Using a linear narrative, Johnny Glynn tracks protagonist Peter Crumb through a week of hedonistic decadence and ultra violence encouraged by his schizophrenic alter ego. Potentially, this book could have just been nothing more than gore and tasteless violence as it involves near necrophilia, acts of mutilation and disembowelment and torture, yet Glynn tackles the issue sensitively and gives the reader an original and, somewhat sympathetic, insight into the mind of a person society would deem as psychotic.

Crumb is detached from many of his more abhorrent acts by the way in which his schizophrenia is presented. He often refers to his more confident, arrogant persona as 'him' rather than 'me', giving two separate personalities and creating, in his mind, two separate people. Therefore, Crumb writes as if he is not responsible for these acts of violence, although he is clearly aware that he is. This helps to disassociate the violent acts in this book from Crumb in the readers mind and allows the audience to empathise with Crumb. In this respect, ‘The seven days of Peter Crumb’ is similar to novels such as ‘A clockwork Orange’ and ‘Lolita’ as they contain protagonists that the reader knows they should despise but instead are able to understand and even pity.

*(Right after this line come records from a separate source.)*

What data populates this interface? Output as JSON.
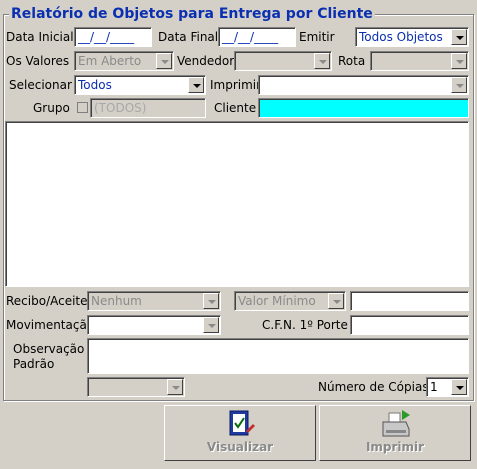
{
  "title": "Relatório de Objetos para Entrega por Cliente",
  "row1": {
    "data_inicial_label": "Data Inicial",
    "data_inicial_value": "__/__/____",
    "data_final_label": "Data Final",
    "data_final_value": "__/__/____",
    "emitir_label": "Emitir",
    "emitir_value": "Todos Objetos"
  },
  "row2": {
    "os_valores_label": "Os Valores",
    "os_valores_value": "Em Aberto",
    "vendedor_label": "Vendedor",
    "vendedor_value": "",
    "rota_label": "Rota",
    "rota_value": ""
  },
  "row3": {
    "selecionar_label": "Selecionar",
    "selecionar_value": "Todos",
    "imprimir_label": "Imprimir",
    "imprimir_value": ""
  },
  "row4": {
    "grupo_label": "Grupo",
    "grupo_value": "(TODOS)",
    "cliente_label": "Cliente",
    "cliente_value": ""
  },
  "bottom": {
    "recibo_label": "Recibo/Aceite",
    "recibo_value": "Nenhum",
    "valor_minimo_value": "Valor Mínimo",
    "valor_minimo_input": "",
    "movimentacao_label": "Movimentação",
    "movimentacao_value": "",
    "cfn_label": "C.F.N. 1º Porte",
    "cfn_value": "",
    "observacao_label_1": "Observação",
    "observacao_label_2": "Padrão",
    "observacao_value": "",
    "extra_combo_value": "",
    "copias_label": "Número de Cópias",
    "copias_value": "1"
  },
  "buttons": {
    "visualizar": "Visualizar",
    "imprimir": "Imprimir"
  },
  "colors": {
    "title": "#0a2fb0",
    "cliente_field": "#00ffff",
    "background": "#d4d0c8"
  }
}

Pathos is evoked with the revelation of Crumb’s past. Peter Crumb used to be an ordinary man. Happily married with a loving daughter named Emma and the fact that Crumb used to be so regular, so ordinary allows the reader to be able to connect with his on some level. It humanises him, he is no longer just a murdering psychotic monster capable of only evil but at one point he was capable of love, care and affection. However, one day, his daughter was brutally murdered and disembowelled on her way to a nearby shop. It was at this point that Crumb’s emotional well being begun to suffer. Unable to cope with this tragedy, Crumb’s mind fragments and creates a new identity as a coping mechanism. It is this new identity that seems to instigate and encourage all the sadistic; despicable acts central to the novel (“He was watching me”, “He was following me”), removing a degree of responsibility from Crumb for his actions.

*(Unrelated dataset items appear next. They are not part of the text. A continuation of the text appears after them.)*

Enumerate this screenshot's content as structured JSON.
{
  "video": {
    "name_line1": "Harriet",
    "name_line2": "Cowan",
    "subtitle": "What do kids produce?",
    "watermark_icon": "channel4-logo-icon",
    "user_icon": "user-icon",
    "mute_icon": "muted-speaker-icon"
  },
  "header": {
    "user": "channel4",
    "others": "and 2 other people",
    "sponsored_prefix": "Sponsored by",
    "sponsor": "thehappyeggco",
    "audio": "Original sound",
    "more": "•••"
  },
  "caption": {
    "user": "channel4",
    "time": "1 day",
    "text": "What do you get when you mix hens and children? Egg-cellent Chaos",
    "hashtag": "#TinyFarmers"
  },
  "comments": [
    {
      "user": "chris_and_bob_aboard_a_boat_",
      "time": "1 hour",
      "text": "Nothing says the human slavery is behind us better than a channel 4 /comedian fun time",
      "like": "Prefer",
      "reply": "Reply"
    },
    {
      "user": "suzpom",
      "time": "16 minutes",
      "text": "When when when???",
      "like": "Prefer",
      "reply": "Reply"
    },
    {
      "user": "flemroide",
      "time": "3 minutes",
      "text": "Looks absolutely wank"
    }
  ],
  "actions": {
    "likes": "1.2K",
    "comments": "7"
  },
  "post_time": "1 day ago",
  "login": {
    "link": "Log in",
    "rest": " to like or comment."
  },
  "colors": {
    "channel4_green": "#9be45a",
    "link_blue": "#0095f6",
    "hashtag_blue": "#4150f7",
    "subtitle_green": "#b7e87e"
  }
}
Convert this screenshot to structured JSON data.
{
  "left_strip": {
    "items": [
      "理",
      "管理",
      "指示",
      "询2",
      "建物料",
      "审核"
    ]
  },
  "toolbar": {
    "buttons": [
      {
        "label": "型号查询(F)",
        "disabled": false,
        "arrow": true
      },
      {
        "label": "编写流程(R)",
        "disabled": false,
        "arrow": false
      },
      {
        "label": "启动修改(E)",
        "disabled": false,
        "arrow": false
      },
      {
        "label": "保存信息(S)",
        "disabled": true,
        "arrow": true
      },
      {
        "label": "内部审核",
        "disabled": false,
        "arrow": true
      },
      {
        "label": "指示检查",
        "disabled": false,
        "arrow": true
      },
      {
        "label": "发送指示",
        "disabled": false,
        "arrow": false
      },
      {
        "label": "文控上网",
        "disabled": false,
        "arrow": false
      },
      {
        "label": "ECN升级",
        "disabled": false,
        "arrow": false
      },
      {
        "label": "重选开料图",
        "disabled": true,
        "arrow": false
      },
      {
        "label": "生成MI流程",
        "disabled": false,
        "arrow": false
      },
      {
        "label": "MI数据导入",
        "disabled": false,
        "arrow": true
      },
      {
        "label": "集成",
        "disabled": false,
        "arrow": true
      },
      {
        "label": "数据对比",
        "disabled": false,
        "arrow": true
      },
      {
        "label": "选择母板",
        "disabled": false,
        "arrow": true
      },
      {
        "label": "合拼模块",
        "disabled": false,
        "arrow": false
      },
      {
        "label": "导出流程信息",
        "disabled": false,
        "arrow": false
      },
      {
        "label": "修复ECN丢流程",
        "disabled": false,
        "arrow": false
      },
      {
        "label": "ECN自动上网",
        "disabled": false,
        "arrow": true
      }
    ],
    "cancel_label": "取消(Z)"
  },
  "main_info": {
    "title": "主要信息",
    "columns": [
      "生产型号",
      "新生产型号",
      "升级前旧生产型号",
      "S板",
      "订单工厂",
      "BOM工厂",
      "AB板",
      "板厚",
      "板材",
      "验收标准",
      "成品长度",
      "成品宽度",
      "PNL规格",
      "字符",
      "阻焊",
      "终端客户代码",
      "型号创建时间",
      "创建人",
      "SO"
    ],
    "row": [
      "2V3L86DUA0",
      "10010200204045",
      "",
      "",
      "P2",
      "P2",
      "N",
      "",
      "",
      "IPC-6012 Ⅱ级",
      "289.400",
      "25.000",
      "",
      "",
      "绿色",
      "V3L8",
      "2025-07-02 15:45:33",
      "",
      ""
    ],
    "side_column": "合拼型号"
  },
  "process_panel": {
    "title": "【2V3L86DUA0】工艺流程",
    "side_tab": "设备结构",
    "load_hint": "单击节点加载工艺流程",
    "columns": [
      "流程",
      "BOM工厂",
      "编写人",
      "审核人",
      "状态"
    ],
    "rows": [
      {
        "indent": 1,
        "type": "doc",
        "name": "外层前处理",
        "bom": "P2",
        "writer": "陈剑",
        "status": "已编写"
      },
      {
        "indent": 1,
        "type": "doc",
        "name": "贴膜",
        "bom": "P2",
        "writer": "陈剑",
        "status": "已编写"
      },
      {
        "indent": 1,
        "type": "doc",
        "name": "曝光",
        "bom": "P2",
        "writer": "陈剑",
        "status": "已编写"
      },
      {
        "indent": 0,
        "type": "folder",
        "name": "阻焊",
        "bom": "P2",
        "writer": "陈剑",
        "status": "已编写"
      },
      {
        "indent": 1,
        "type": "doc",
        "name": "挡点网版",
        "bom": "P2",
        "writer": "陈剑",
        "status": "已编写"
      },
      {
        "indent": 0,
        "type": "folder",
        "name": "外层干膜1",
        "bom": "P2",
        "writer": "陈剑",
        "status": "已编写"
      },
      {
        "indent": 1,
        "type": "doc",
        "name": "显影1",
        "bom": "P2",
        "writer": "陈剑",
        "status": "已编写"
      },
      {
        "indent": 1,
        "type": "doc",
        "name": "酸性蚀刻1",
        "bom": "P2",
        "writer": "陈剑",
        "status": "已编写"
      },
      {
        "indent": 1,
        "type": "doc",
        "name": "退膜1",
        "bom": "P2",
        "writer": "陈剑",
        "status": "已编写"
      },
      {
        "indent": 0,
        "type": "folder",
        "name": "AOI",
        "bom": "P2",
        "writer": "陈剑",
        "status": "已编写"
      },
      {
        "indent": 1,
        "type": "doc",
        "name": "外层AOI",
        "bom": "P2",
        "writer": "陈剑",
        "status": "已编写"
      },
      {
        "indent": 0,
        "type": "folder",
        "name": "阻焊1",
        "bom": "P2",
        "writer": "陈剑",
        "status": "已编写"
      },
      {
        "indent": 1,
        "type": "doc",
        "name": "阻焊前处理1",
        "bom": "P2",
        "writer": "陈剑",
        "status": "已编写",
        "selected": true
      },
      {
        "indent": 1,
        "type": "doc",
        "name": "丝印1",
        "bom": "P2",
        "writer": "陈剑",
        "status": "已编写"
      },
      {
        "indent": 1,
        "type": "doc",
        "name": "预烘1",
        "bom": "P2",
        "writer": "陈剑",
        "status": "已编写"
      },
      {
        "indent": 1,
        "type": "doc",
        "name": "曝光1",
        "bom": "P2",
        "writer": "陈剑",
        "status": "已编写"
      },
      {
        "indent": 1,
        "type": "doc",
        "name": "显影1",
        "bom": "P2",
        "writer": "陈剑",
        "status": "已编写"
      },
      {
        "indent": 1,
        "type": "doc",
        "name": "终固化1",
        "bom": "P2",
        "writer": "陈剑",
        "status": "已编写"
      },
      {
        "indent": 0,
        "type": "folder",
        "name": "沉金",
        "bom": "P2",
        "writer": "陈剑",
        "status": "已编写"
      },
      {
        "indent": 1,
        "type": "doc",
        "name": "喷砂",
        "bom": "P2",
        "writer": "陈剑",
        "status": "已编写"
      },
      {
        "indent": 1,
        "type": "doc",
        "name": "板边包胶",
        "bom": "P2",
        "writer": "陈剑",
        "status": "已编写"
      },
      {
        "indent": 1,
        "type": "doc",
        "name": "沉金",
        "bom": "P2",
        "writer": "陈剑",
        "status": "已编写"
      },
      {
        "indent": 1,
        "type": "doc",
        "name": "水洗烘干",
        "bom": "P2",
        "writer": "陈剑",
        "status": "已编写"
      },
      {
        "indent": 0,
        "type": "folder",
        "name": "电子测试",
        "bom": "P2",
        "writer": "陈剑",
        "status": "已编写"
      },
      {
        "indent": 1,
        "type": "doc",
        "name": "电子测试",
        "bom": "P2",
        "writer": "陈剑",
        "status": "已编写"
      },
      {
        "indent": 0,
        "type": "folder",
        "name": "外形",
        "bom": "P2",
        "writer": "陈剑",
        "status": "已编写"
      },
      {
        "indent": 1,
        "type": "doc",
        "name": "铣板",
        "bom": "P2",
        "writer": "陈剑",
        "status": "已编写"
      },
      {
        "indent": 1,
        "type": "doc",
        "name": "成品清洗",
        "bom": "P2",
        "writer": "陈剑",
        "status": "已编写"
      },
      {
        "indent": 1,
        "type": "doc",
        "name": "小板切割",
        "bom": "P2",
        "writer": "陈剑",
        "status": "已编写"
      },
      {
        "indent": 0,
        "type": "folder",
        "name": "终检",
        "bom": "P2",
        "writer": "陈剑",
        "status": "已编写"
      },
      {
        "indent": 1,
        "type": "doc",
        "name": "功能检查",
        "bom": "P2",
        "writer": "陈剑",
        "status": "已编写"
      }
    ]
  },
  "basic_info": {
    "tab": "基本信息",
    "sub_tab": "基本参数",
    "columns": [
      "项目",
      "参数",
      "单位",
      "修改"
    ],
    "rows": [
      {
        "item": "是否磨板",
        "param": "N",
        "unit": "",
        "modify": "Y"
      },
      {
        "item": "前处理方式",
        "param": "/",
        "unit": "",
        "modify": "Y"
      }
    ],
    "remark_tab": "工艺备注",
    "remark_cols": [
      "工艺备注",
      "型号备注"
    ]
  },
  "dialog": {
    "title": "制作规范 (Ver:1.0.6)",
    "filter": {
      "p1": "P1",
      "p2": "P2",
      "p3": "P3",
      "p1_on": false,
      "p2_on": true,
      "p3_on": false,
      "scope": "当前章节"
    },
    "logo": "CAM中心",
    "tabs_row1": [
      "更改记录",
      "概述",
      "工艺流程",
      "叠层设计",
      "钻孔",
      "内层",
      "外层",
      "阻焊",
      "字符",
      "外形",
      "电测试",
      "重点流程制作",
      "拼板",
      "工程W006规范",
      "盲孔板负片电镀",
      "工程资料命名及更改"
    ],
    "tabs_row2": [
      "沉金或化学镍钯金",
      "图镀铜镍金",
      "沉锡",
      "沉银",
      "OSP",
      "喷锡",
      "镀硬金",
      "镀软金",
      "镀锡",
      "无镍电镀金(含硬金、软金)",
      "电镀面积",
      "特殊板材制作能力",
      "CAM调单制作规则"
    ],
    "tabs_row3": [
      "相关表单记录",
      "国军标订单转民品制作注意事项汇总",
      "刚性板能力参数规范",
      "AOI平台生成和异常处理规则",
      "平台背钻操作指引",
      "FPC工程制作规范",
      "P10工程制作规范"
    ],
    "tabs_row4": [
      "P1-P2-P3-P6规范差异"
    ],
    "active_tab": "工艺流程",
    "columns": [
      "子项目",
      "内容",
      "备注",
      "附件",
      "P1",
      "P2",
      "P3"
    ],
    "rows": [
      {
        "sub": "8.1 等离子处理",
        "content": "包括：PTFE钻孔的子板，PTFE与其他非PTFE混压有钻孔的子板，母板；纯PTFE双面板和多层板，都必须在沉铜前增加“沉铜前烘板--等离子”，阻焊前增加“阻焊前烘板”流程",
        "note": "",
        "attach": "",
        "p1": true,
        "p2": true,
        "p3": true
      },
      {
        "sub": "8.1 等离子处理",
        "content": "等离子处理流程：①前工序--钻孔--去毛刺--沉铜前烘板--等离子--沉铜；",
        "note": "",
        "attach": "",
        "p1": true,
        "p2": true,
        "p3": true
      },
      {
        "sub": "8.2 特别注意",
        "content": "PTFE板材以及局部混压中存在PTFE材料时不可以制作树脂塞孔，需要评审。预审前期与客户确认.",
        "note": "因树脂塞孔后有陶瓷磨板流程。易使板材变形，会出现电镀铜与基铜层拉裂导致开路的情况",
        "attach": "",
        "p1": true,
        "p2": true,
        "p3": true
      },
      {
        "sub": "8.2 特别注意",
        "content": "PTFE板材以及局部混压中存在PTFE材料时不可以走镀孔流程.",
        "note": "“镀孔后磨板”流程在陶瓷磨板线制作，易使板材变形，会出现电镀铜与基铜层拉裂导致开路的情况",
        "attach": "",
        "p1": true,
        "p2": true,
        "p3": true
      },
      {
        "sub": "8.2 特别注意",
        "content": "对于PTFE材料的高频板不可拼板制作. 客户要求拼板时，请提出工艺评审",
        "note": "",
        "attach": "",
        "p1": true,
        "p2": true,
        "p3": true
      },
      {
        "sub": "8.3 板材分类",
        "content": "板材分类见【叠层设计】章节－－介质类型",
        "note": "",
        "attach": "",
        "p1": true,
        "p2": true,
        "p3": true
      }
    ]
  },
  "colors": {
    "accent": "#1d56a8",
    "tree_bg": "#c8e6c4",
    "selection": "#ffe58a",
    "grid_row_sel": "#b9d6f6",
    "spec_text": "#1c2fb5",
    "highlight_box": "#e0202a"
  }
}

One thing I found particularly poignant about Glynn’s novel was the issue of isolation, loneliness and being forgotten. Crumb obviously feels lonely. He has retreated from the world, with only his schizophrenic self for company and in an attempt to leave his mark, in an attempt to make his life less transient, to give it a purpose he sets out on his last brutal fling. Yet, for all his efforts, by the end of the novel his efforts have proved futile. When Crumb believes his acts have come into fruition and he is about to be imprisoned for his deviance, he realises that no one has even discovered the bodies of Beth and Adrian; his actions have affected no one. He is lost in a sea of anonymity. It is this realisation that leads him to phone Johnnie in a desperate attempt to gain the recognition he so seriously craves and makes a frenzied confession. Even this doesn’t earn him any acknowledgment, which is possibly the most tragic issue in the novel, not the murder, not the mutilation but the desperate struggle of one man for the recognition he never receives.